A dog was shot ‘execution style.’ One of his rescuers is adopting him.
The dog who would become known as Trooper had his muzzle bound with duct tape, had been shot in the head “execution style” and had then been left to die in the wilderness of Washington state.
The utility workers who found him Nov. 2 in a ditch next to a highway near Mount St. Helens were wary as they approached, unsure if he might attack. They soon realized they had nothing to fear.
“He just kept trying to lay his head in my arms,” said one of the workers, Dylan Shulda. When Shulda started to get up to grab shears to cut the duct tape, the dog implored him to stay.
“The look on [his face] was ‘Just don’t leave me,’” Shulda said.
For four days, Shulda, 46, and his crew had been working on underground power lines near Mount St. Helens to do preventive maintenance before the winter snow hits. As they headed back down the mountain around 2 p.m., Shulda saw there was a dog lying in a ditch next to Spirit Lake Highway.
He and his crew stopped to help and, as they approached, noticed that the dog was filthy and that its muzzle had been wrapped in duct tape. Shulda used his finger to try to loosen the tape but couldn’t get it off. He retrieved shears from his first aid kit, but because the tape had been wrapped so tightly, he struggled to fit the clippers between the dog’s snout and the tape. He and his crew finally used a razor to slice through the tape.
They got some water for the dog, whose spirits had already lifted by having people around, Shulda said. The animal was friendly but sluggish.
“He looked pretty weak, like he’d been there a while,” Shulda added.
As the utility workers inspected the dog, they noticed a flash burn on the top of his head and what looked like a bullet hole.
“He was shot at very close range,” Shulda said.

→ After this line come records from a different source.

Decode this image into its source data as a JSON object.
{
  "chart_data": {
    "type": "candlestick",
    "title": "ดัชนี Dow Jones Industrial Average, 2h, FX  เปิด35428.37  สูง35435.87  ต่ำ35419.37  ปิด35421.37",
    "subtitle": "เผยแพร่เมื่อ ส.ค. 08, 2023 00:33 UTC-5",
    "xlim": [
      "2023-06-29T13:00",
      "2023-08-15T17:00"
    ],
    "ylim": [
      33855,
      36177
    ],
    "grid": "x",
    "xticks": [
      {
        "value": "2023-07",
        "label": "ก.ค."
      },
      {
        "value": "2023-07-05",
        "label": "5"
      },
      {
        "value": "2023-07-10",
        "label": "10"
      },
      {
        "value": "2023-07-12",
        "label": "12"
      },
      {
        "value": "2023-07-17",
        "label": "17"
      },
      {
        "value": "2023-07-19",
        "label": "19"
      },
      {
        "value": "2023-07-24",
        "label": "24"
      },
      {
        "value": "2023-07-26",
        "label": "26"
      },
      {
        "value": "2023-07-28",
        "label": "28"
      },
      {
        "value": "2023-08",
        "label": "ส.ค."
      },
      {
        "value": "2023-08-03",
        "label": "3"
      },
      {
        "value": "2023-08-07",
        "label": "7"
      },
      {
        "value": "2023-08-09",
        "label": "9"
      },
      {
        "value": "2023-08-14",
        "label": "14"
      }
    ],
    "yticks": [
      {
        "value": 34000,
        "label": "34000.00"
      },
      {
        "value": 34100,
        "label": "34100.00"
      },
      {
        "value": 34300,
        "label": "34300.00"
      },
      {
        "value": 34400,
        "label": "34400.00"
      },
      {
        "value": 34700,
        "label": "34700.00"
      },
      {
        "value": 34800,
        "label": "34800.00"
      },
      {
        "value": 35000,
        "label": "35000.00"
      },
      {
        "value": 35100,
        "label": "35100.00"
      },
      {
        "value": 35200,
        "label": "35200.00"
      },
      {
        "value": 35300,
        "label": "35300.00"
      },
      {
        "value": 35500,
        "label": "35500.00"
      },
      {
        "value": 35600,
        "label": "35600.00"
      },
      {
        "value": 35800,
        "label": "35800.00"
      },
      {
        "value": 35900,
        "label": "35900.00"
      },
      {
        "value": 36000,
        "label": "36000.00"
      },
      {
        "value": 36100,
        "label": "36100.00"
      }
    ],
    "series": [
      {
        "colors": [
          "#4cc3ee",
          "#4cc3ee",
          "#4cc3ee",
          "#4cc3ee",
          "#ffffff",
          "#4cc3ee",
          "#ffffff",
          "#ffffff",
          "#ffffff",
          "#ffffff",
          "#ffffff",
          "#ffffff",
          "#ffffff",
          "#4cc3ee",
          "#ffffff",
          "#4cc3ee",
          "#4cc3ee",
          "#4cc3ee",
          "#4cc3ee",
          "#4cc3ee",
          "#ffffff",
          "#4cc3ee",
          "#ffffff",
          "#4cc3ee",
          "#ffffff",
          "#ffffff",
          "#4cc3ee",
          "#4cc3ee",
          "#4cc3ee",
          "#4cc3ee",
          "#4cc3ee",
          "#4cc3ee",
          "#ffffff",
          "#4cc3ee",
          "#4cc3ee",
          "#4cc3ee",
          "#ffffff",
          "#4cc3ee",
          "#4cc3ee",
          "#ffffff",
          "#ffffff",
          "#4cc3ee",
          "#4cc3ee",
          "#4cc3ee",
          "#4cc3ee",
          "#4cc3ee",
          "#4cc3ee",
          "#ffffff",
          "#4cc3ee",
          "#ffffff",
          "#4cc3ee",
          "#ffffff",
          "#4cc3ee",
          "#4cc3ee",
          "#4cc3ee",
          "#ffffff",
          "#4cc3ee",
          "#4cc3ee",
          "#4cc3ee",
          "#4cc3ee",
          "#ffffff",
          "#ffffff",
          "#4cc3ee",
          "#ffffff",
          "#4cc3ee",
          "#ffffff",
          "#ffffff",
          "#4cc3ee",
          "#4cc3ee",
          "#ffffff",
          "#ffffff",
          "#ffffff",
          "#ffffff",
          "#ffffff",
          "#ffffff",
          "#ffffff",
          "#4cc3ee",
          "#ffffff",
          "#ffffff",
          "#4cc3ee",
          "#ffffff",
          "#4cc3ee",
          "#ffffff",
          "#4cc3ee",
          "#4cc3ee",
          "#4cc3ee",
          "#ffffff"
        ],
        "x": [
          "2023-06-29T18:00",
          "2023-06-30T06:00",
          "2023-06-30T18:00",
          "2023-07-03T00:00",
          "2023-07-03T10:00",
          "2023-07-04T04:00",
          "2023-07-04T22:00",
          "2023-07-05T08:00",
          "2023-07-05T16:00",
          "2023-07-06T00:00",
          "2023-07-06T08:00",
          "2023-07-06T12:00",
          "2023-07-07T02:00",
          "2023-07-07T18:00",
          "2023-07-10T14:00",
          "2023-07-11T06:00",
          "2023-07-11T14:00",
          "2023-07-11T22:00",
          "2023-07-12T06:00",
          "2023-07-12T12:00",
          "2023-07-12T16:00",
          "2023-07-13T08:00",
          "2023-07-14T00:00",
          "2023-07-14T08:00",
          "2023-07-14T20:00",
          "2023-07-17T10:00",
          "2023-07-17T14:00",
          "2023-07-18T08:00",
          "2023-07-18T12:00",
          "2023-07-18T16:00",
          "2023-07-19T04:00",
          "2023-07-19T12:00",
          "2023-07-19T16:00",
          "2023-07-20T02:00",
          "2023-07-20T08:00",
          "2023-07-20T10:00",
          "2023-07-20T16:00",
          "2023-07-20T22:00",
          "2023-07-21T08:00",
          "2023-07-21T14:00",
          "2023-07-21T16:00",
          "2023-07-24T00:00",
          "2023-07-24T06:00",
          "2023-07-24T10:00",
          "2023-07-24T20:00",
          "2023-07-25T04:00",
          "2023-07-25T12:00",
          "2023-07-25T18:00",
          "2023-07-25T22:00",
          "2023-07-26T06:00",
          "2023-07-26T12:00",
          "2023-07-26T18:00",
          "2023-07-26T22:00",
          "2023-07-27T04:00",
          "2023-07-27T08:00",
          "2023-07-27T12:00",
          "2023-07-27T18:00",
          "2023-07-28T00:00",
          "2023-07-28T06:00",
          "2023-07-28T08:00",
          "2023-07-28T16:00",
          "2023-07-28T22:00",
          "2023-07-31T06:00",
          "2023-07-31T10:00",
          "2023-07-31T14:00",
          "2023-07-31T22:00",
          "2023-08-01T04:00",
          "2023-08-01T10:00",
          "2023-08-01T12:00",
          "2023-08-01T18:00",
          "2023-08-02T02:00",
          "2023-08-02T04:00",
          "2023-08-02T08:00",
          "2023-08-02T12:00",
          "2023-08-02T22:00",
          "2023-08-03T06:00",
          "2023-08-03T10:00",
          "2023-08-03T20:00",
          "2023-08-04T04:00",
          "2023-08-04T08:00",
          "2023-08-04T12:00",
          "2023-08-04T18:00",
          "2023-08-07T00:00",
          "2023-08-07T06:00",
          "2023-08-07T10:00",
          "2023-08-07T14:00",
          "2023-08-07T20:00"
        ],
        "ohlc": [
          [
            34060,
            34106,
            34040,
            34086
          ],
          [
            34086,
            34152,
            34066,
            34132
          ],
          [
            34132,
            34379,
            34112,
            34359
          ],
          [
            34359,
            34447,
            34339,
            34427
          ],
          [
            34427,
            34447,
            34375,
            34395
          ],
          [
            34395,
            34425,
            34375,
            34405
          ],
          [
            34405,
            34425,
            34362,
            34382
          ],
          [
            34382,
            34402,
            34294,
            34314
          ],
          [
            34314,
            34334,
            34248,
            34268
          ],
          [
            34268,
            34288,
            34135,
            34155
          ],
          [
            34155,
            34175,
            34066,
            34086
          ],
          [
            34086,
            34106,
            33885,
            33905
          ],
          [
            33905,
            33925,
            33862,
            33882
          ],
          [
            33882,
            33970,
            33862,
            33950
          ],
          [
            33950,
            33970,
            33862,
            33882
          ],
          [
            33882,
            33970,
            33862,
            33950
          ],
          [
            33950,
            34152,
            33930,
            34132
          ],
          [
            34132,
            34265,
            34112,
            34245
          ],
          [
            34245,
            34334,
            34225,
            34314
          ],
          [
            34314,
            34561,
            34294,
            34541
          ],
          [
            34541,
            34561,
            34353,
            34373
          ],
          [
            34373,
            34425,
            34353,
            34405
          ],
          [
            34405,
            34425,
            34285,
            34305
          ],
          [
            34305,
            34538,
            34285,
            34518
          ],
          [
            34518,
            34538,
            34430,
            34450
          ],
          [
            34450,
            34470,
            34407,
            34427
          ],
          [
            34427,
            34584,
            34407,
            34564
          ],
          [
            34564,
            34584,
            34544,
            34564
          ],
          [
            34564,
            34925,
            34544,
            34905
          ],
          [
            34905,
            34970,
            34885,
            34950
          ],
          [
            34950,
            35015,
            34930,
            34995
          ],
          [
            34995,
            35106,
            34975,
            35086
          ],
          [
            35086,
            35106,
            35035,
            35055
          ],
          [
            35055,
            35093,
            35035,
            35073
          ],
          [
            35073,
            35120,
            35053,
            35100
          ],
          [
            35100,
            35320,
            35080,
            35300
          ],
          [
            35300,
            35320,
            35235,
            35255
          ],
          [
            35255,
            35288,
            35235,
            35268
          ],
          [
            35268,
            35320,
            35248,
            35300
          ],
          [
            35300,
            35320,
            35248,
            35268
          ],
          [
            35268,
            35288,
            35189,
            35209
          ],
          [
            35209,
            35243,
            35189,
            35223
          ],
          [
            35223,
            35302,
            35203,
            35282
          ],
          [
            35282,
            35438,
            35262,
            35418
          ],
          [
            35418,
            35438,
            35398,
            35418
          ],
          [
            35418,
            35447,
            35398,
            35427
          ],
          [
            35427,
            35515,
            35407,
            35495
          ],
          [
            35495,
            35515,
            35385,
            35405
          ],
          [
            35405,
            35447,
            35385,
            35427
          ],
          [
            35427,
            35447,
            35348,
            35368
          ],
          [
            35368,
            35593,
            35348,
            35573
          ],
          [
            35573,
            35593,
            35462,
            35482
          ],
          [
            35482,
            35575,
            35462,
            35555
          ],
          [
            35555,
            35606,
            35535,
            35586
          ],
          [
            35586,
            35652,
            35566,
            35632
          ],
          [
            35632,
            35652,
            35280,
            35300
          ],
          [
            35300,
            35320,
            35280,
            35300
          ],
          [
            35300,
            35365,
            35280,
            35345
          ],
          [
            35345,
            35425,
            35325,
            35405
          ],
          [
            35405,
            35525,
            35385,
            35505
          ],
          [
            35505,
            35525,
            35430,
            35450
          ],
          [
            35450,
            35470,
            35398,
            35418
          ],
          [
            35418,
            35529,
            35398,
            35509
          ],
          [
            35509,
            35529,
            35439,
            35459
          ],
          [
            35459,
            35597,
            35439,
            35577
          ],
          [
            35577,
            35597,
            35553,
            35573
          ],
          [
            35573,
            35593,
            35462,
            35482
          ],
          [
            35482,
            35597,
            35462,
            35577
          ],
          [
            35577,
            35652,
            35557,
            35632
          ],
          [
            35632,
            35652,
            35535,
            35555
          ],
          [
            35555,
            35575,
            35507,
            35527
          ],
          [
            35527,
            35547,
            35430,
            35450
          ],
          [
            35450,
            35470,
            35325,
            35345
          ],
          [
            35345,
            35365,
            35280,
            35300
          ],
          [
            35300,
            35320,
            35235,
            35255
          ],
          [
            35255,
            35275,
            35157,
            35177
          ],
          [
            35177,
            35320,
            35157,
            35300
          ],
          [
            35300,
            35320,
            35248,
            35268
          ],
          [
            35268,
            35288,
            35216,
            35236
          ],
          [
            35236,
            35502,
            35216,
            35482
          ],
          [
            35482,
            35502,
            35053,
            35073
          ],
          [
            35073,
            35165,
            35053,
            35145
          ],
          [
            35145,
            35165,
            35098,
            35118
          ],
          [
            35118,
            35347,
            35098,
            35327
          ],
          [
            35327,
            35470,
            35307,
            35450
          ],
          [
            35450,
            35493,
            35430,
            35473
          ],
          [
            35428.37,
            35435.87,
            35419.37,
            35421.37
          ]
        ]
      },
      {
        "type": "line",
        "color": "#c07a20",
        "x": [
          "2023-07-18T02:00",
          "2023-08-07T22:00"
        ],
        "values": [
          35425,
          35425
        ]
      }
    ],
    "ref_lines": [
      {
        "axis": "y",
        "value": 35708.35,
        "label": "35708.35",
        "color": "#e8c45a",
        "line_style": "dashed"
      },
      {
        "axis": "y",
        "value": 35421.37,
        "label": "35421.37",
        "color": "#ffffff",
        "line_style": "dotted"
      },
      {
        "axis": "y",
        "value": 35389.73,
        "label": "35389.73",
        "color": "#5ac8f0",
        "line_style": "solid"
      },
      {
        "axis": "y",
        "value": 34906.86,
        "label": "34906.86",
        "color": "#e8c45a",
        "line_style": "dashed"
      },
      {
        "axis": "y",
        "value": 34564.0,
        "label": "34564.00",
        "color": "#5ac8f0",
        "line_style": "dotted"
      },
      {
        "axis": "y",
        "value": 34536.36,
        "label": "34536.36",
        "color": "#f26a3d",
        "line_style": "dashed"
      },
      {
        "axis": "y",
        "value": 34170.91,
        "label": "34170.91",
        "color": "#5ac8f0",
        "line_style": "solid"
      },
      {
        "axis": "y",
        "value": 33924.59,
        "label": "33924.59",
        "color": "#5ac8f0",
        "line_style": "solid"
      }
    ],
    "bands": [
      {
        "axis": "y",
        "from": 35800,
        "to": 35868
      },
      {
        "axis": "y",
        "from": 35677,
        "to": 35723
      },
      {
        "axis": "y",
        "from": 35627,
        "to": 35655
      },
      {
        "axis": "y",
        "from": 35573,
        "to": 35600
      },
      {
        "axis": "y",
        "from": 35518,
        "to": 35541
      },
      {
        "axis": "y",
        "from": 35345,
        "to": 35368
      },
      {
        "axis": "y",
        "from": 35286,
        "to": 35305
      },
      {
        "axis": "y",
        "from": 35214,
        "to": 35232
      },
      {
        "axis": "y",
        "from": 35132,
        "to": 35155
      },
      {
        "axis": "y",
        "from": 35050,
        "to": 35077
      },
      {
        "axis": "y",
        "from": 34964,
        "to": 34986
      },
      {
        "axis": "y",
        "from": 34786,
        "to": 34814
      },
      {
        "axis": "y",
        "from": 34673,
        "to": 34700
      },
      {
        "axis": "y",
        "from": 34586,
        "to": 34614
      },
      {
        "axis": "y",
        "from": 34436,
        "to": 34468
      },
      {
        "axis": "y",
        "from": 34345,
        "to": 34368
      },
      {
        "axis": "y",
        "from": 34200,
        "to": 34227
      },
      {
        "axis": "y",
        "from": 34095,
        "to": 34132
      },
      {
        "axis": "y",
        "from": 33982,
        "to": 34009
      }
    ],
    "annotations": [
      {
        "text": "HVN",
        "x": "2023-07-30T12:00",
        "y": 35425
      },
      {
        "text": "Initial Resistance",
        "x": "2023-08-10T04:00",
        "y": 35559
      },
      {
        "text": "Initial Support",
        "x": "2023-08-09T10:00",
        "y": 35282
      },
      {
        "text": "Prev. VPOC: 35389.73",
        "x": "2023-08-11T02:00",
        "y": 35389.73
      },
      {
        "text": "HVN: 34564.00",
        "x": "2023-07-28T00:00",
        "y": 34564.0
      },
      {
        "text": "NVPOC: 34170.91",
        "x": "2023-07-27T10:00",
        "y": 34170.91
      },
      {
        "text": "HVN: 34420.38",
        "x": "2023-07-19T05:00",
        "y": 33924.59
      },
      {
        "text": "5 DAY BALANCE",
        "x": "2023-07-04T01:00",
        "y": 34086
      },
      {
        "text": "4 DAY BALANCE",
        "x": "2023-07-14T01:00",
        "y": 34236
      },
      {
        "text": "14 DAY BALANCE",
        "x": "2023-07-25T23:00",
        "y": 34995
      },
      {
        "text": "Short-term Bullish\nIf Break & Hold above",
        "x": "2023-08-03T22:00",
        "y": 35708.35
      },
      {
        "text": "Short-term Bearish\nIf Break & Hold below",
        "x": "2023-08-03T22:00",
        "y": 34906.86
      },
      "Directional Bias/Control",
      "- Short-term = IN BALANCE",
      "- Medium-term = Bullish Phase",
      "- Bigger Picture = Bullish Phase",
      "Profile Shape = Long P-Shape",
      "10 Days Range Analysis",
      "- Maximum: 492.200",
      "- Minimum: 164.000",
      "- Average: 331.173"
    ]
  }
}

They loaded the dog into the pickup truck of Shulda’s supervisor, who drove about 60 miles to the Humane Society of Cowlitz County shelter while Shulda and the rest of the crew prepared to finish their work. Before they left, one of the young men on the crew apologized to Shulda, ostensibly for slowing down work, explaining that he just had to stop to help the dog. Shulda told him that he didn’t need to apologize, that they had done a “really good thing today.”
“It was that moment that I broke down and cried,” Shulda said.
The dog arrived around 4 p.m., said Darren Ullmann, executive director of the humane society. Staff members finished removing the tape, gave the dog a bath and probed the wound in his forehead. That initial test led them to get him X-rays, which revealed that someone had indeed shot the dog “execution style,” as the humane society put it in a Facebook post. When the bullet pierced the dog’s skin, it had broken apart upon hitting his skull, fragmenting and then dropping down toward his jaw, Ullmann said.
“You can actually feel it in his neck right now,” Shulda said.
Other than the gunshot wound and a small injury to his nose, the dog “seemed perfectly healthy,” Ullmann said. Because he wasn’t dehydrated or emaciated, Ullman estimates that the dog hadn’t been in the wilderness for more than a couple of days. He’s about 2 years old, and although Ullmann has heard “a million things tossed around,” his best guess is that Trooper is a blond golden retriever.
The dog came in with a leather collar attached to a green Seattle Mariners leash, but had no microchip, tags or anything else that would identify him, Ullmann said.
A day after the dog was found, the humane society gave its followers an update on “the most gentle, sweet dog,” who, despite having endured a horrific experience, was pulling through like “a super trooper.” Two days later, it posted a 16-second video of “our Super Trooper” relaxing at his foster home while being licked by his foster mom’s golden retriever.
The name stuck. The dog who had been unceremoniously shot and abandoned on the side of the highway became known as Trooper, Shulda said.
And his inauspicious interlude appears headed for a happy ending. Shulda said he and his wife have decided to adopt Trooper. While they considered naming him “Spirit” or “Fargo,” they’re all but certain they’ll stick with the name bestowed upon him.
While investigators are still trying to figure out more about Trooper’s past, Shulda is more certain of what lies ahead. Trooper’s future includes hanging out with his soon-to-be siblings - two Australian shepherds named Echo and Storm - and availing himself of the amenities provided by his new humans. Those include regular Chewy orders, a BarkBox subscription and permission to sleep on the couch, Shulda’s bed “or whatever the heck he wants to do.”
“He’s going to be spoiled for sure,” Shulda said, adding: “The special thing is that we get to give this dog a better life and get to change his whole story.”